LC-MS analysis in positive mode. A, Example base peak chromatogram. B, Median retention time, m/z, and intensity (point size corresponds to log₁₀₀₀ transformed median ion count) of 18,556 chromatographic m/z features in 90 wheat seed stocks. Six hundred twenty-four identified lipids (with MS/MS validation) and 157 FAs (without MS/MS validation) are displayed in colors representing their lipid class. The boxed area is shown in higher magnification in C. C, O₁ (red) TAGs elute 40 s earlier than their cognate O₀ TAGs (black). The boxed area is shown in higher magnification in D. D, Higher oxidized TAGs occur as isomers with different retention times.

Figure 2.

Examples of MS/MS validation and acyl composition determination for lipids of eight different classes. NLs and fragments (FR) of FAs and head groups were computationally identified and used to validate the PR annotation for O₄ TAG 54:7 (Supplemental Table S1, Formula_ID = 9409; for the chromatographic profile, see Fig. 1D [A]), O₁ DAG 36:5 (Formula_ID = 7380 [B]), O₁ MAG 18:3 (Formula_ID = 1302 [C]), O₃ PC 36:4 (Formula_ID = 2322 [D]), O₂ lysoPC 18:2 (Formula_ID = 1850 [E]), O₁ PE 36:4 (Formula_ID = 1440 [F]), O₂ MGDG 36:3 (Formula_ID = 8269 [G]), and O₂ DGDG 34:2 (Formula_ID = 8128 [H]).

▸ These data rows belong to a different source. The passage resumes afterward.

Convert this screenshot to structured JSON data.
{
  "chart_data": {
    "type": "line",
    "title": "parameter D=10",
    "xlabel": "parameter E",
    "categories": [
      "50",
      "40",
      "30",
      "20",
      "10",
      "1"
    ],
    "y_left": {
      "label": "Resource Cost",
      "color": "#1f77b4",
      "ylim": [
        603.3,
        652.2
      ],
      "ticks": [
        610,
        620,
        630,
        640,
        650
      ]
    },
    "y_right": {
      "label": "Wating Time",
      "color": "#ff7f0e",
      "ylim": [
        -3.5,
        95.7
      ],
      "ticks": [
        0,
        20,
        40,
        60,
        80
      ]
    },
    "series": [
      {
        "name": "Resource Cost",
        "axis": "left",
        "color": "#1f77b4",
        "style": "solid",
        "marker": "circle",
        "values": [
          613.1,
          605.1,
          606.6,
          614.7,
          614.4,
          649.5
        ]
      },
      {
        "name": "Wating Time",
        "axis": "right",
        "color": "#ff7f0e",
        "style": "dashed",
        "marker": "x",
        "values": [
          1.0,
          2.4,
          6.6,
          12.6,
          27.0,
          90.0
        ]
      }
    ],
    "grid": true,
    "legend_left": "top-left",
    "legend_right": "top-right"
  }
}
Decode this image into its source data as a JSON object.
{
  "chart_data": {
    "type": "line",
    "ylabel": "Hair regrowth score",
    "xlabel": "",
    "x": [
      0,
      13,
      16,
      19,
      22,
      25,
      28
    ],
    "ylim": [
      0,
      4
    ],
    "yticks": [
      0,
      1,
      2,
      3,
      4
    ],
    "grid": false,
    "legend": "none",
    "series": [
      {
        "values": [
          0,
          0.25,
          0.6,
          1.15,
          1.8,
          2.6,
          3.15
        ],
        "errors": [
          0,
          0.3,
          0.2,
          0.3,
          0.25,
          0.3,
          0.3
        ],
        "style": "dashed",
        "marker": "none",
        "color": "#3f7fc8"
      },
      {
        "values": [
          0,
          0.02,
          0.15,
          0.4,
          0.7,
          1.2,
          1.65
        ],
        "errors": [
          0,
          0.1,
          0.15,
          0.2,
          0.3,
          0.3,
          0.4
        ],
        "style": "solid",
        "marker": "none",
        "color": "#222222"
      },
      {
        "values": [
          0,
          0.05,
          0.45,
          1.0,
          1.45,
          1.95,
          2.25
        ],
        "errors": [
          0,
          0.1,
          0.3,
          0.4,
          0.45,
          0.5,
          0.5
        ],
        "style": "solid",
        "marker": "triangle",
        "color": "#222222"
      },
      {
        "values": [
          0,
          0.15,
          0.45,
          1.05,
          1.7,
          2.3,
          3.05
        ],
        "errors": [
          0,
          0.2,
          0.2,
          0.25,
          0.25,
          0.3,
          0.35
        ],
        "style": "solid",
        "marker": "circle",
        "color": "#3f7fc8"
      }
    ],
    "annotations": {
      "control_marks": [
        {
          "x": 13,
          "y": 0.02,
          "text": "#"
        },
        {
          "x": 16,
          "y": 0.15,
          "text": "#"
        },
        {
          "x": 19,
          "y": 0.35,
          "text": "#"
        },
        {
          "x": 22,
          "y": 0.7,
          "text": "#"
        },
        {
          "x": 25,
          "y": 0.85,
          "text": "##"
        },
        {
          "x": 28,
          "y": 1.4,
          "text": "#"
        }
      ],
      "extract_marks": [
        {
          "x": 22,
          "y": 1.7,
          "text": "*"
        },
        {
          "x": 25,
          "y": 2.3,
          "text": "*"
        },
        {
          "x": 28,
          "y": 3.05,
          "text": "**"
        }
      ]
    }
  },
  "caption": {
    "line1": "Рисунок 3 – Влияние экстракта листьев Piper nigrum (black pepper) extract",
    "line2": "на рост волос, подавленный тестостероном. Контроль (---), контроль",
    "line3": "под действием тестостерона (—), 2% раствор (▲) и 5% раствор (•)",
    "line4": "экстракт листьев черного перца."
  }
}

Only subsets of the indicated fragments are depicted. Multiple occurrences of the same FA within the different spectra are indicated by identical colors. FAs are labeled in purple, blue, or red, and head groups are labeled in green. Annotations in black were not obtained computationally and are only used to provide additional information in the example spectra. Representation of the acyl combination in the MS/MS spectra is expressed as cumulative abundance of all explanatory fragments/NLs in percentage of the base peak.

Figure 3.

Quantitative analysis of oxidized lipids in long-term stored wheat seeds under ambient and cold conditions. A to M, For each of the 13 detected lipid classes, the number of detected lipid species is given (number in parentheses) and broken down into nonoxidized (nO₀) and oxidized (nO_1-4) lipids. Peak areas of all nonoxidized and oxidized lipids were summed up for each of the five seed stocks stored in the cold (CS) or at ambient temperature (AS) from 1998 to 2013. N, TAGs were reanalyzed from 1:10 diluted extracts. Data are means ± se (n = 5), and significant differences between AS and CS are indicated by ANOVA P values.